AGI - La Journée mondiale de l'eau a célébré samedi son 34ème anniversaire. Instituée par les Nations Unies pour sensibiliser le public à la protection des ressources mondiales en eau, elle a eu pour thème “L’eau et l’égalité des genres”, rappelant que la crise de l'eau affecte des millions de personnes à travers le monde, mais de manière inégale. L'accès libre et équitable à cette ressource vitale n'est pas garanti dans de nombreuses régions, notamment là où les conflits font rage et où les femmes, en particulier celles touchées par la pénurie d'eau, en subissent les conséquences.
Tajani, coopérer pour un accès à l'eau égalitaire
L’eau est une ressource essentielle, un droit et un facteur de stabilité, et l'Italie “est à l'avant-garde de la recherche de solutions communes” pour garantir l'accès aux ressources en eau dans le monde entier, a déclaré le ministre des Affaires étrangères, Antonio Tajani, dans une publication sur X.

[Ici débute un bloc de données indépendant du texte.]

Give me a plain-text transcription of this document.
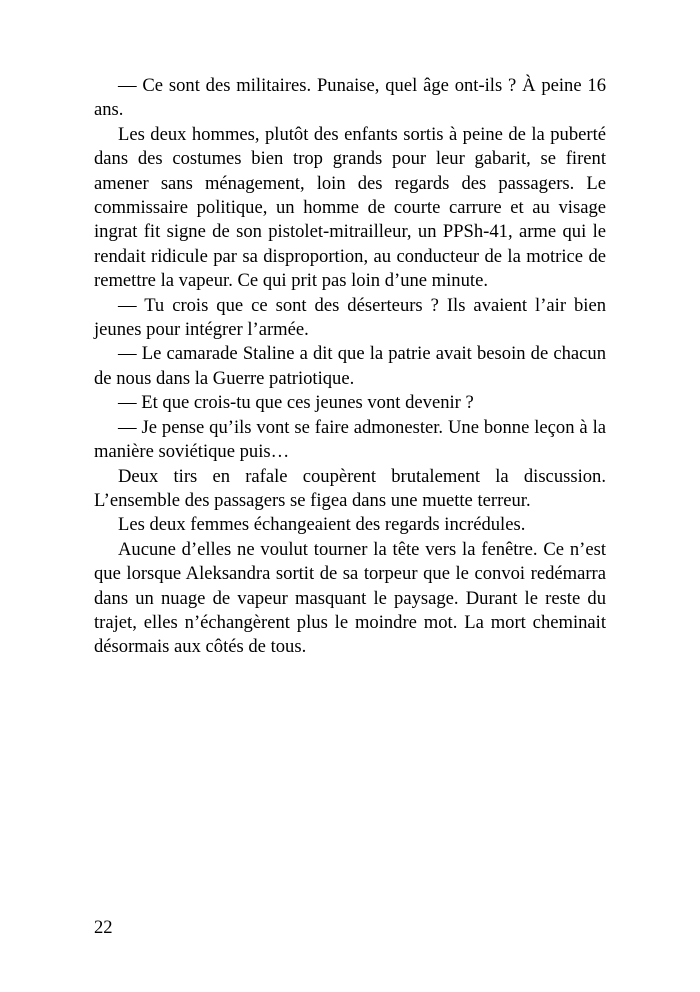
— Ce sont des militaires. Punaise, quel âge ont-ils ? À peine 16 ans.

Les deux hommes, plutôt des enfants sortis à peine de la puberté dans des costumes bien trop grands pour leur gabarit, se firent amener sans ménagement, loin des regards des passagers. Le commissaire politique, un homme de courte carrure et au visage ingrat fit signe de son pistolet-mitrailleur, un PPSh-41, arme qui le rendait ridicule par sa disproportion, au conducteur de la motrice de remettre la vapeur. Ce qui prit pas loin d’une minute.

— Tu crois que ce sont des déserteurs ? Ils avaient l’air bien jeunes pour intégrer l’armée.

— Le camarade Staline a dit que la patrie avait besoin de chacun de nous dans la Guerre patriotique.

— Et que crois-tu que ces jeunes vont devenir ?

— Je pense qu’ils vont se faire admonester. Une bonne leçon à la manière soviétique puis…

Deux tirs en rafale coupèrent brutalement la discussion. L’ensemble des passagers se figea dans une muette terreur.

Les deux femmes échangeaient des regards incrédules.

Aucune d’elles ne voulut tourner la tête vers la fenêtre. Ce n’est que lorsque Aleksandra sortit de sa torpeur que le convoi redémarra dans un nuage de vapeur masquant le paysage. Durant le reste du trajet, elles n’échangèrent plus le moindre mot. La mort cheminait désormais aux côtés de tous.

22
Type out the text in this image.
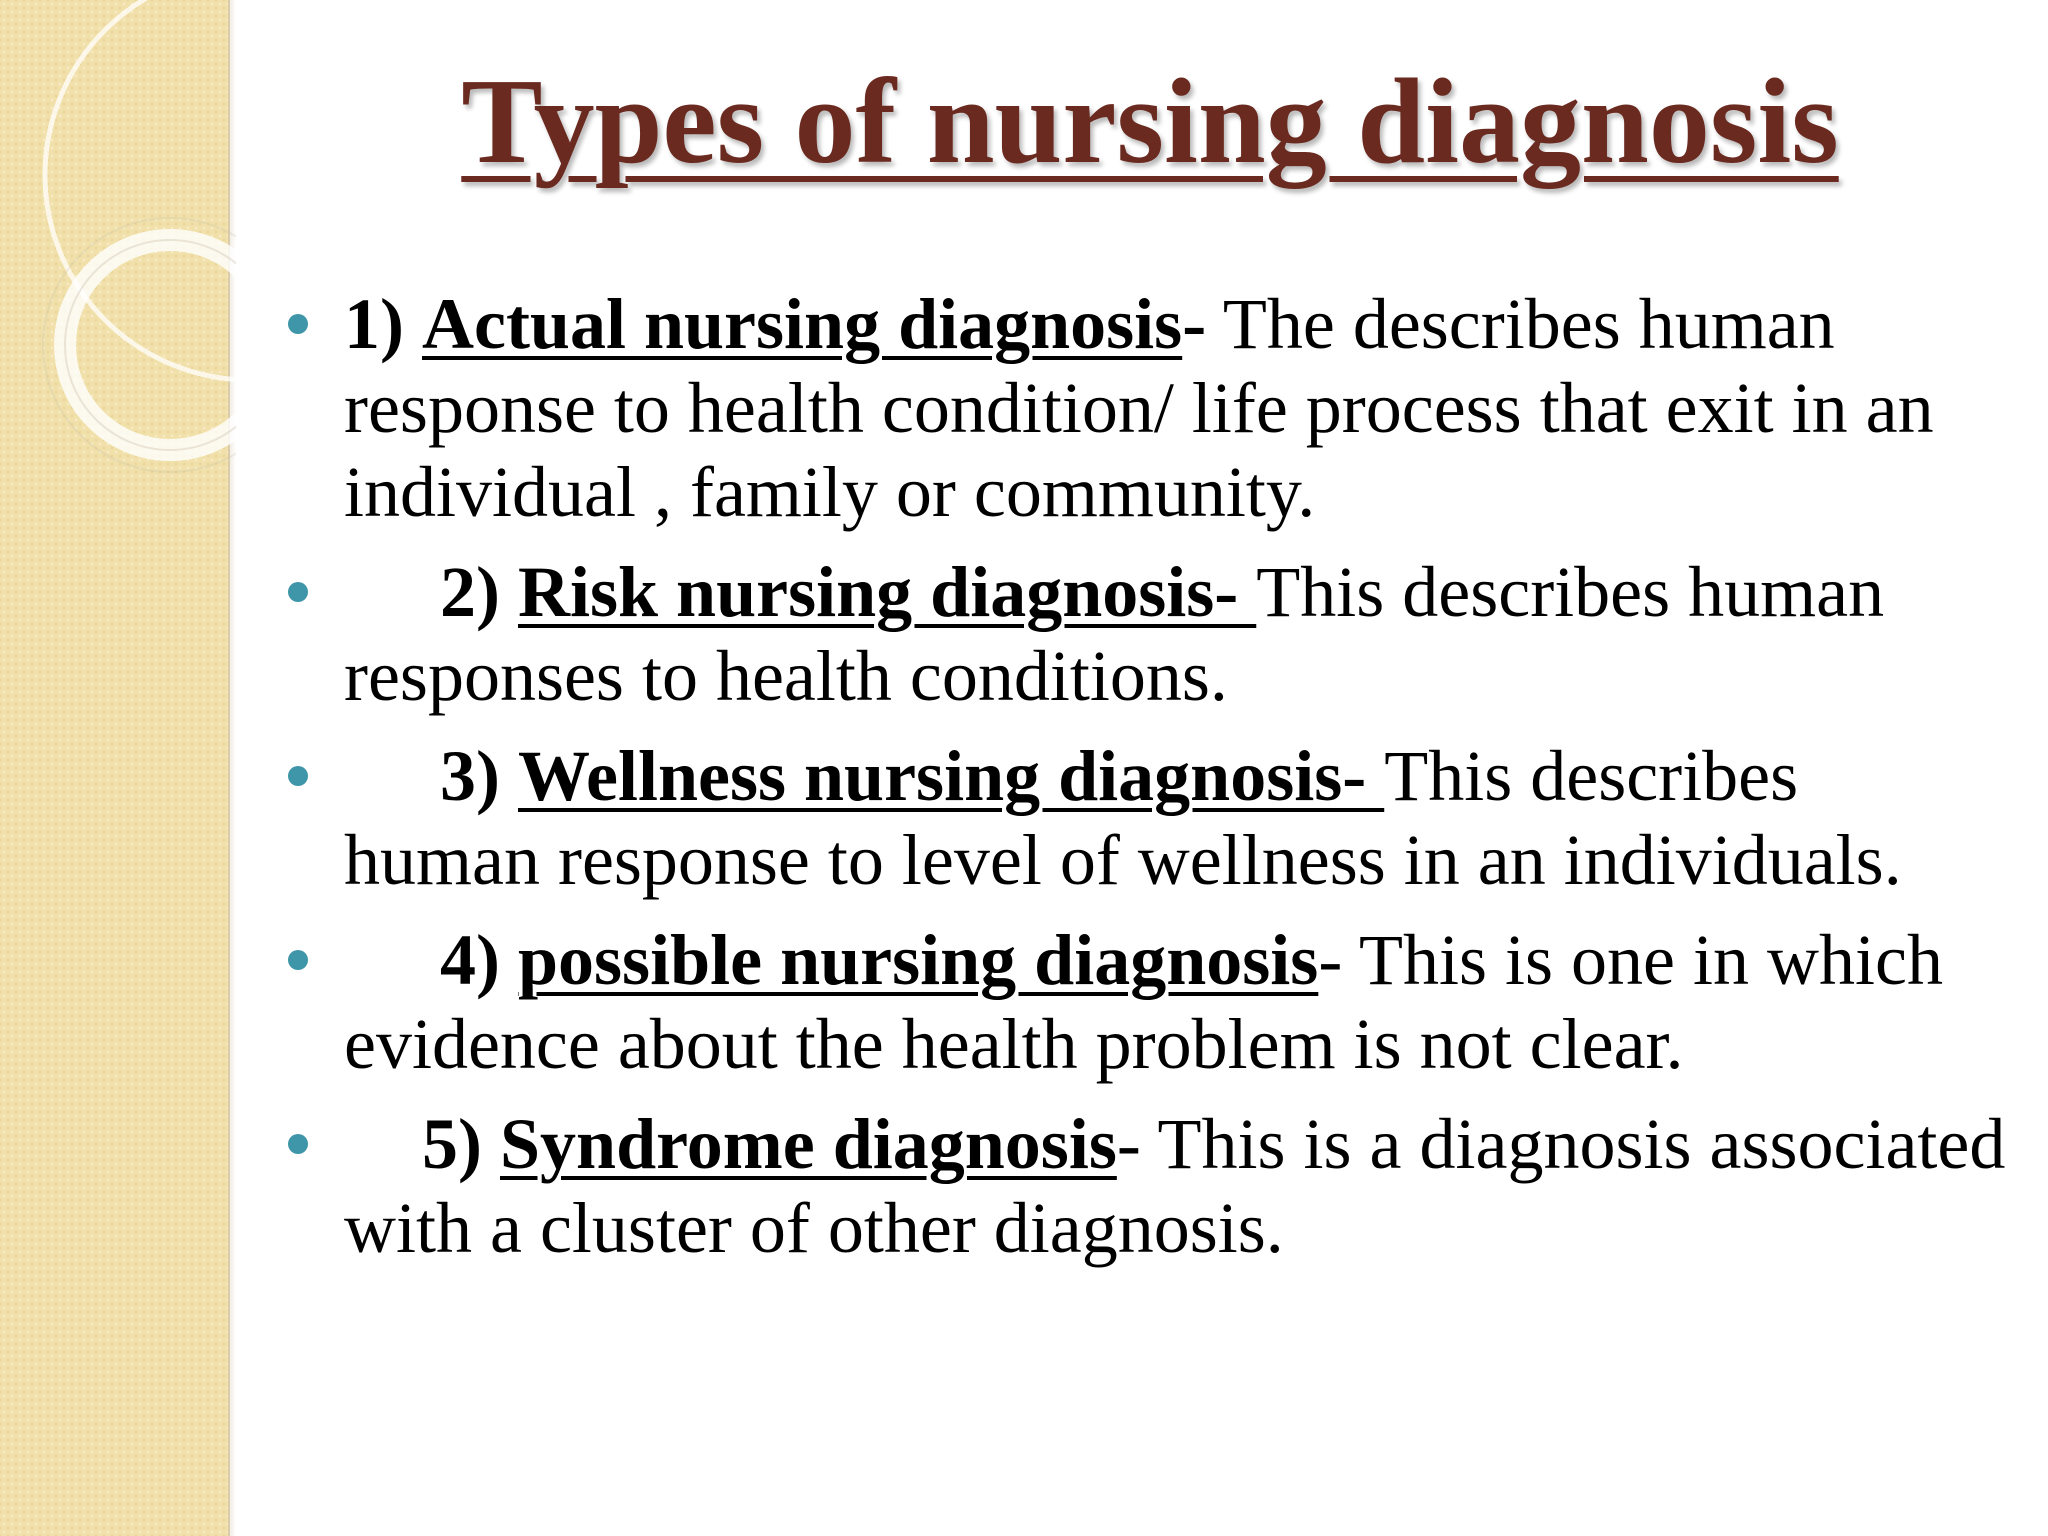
Types of nursing diagnosis
1) Actual nursing diagnosis- The describes human response to health condition/ life process that exit in an individual , family or community.
2) Risk nursing diagnosis- This describes human responses to health conditions.
3) Wellness nursing diagnosis- This describes human response to level of wellness in an individuals.
4) possible nursing diagnosis- This is one in which evidence about the health problem is not clear.
5) Syndrome diagnosis- This is a diagnosis associated with a cluster of other diagnosis.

“Promouvoir la coopération en matière d'eau, c'est prévenir les conflits, soutenir le développement et consolider la paix. Il est inacceptable que 2 milliards de personnes dans le monde n'aient pas accès à l'eau potable, dont 32% de la population africaine”, a ajouté Tajani, annonçant que l’Italie réunira à Rome cet automne plus de 40 pays de l’Union pour la Méditerranée. “Avec le Plan Mattei, nous continuons de placer l'accès aux ressources en eau et leur gestion durable au cœur de nos priorités”, a-t-il encore déclaré.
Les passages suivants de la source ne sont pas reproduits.